We are in the eye of the storm right now. What I find has often been overlooked about the referendum and the 52% that voted to leave is that a large percentage of these voters will not find their situation is improved by the election of a Boris Johnson or the success of a Farage once we get a hard Brexit. The right wing, libertarian nationalists do not represent them. When you see the Brexiteer elite they are mostly of this ilk. There are few on the left that are heavyweight leavers. Kate Hoey, hardly a heavyweight, is the only one that springs to mind. Corbyn may be wishy washy but he will not get into bed with the libertarian right wingers. So, come hard Brexit a lot of traditionally left vote leave supporters, especially in austerity hit areas are going to be left disappointed and probably the victims of the Singapore lite/Trump puppet economy that we may end up becoming If the likes of Redwood, Rees-Mogg and Farage have their way.
Sometimes in life it is better the devil you know than the one you don’t.
Spot on aside of a fundamental error – he assumes there is, or was, a contract whereby Westminster governs on behalf of the people.
There never was such an animal. They rule, you are subjects, subject to them. 330 years later and you never did do anything about that.
As the Pie correctly notes, Brexit is the cause of nothing, it’s merely a symptom.
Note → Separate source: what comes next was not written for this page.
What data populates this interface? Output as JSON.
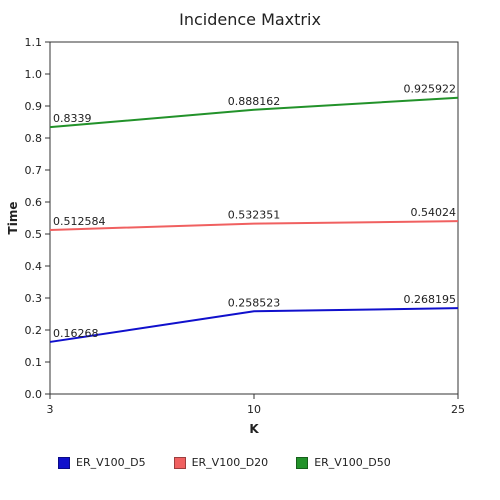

Celebrating a non-existent constitution is something in itself, but since that gives them absolute power, it’s no surprise that parliamentarians do that. The real genius has been in convincing you to celebrate it too. Doh.
What is it that none of the UK’s excuses for political parties is offering …? Indeed. Funny that. Or perhaps not.
Human Rights Watch have just released a 115 page report on food poverty in the UK . What was the government’s response ? They dismissed its findings just like they did the UN’s report a little while back. So as far as the government is concerned there aren’t people in this country going hungry because they’ve done this, that and the other to prevent it . Now just think about it for a moment – a group of people spent a considerable amount of time investigating this subject gathering evidence, and then labour to translate that into the form of a report of 115 pages . No mean effort I would suggest. But our government dismisses it just like that . So, were the contents of the report false , was the evidence the report was based upon false . Presumably not , but our government knows better . Is that what we are to conclude ? Just like they know better about every other subject which comes under the scrutiny of a body they do not recognise has any validity to exist, like the UN because they responded the that report in exactly the same way. And they wonder why people have lost trust in institutions . So inured are they to what they deem to be bad news their only response is to dismiss it.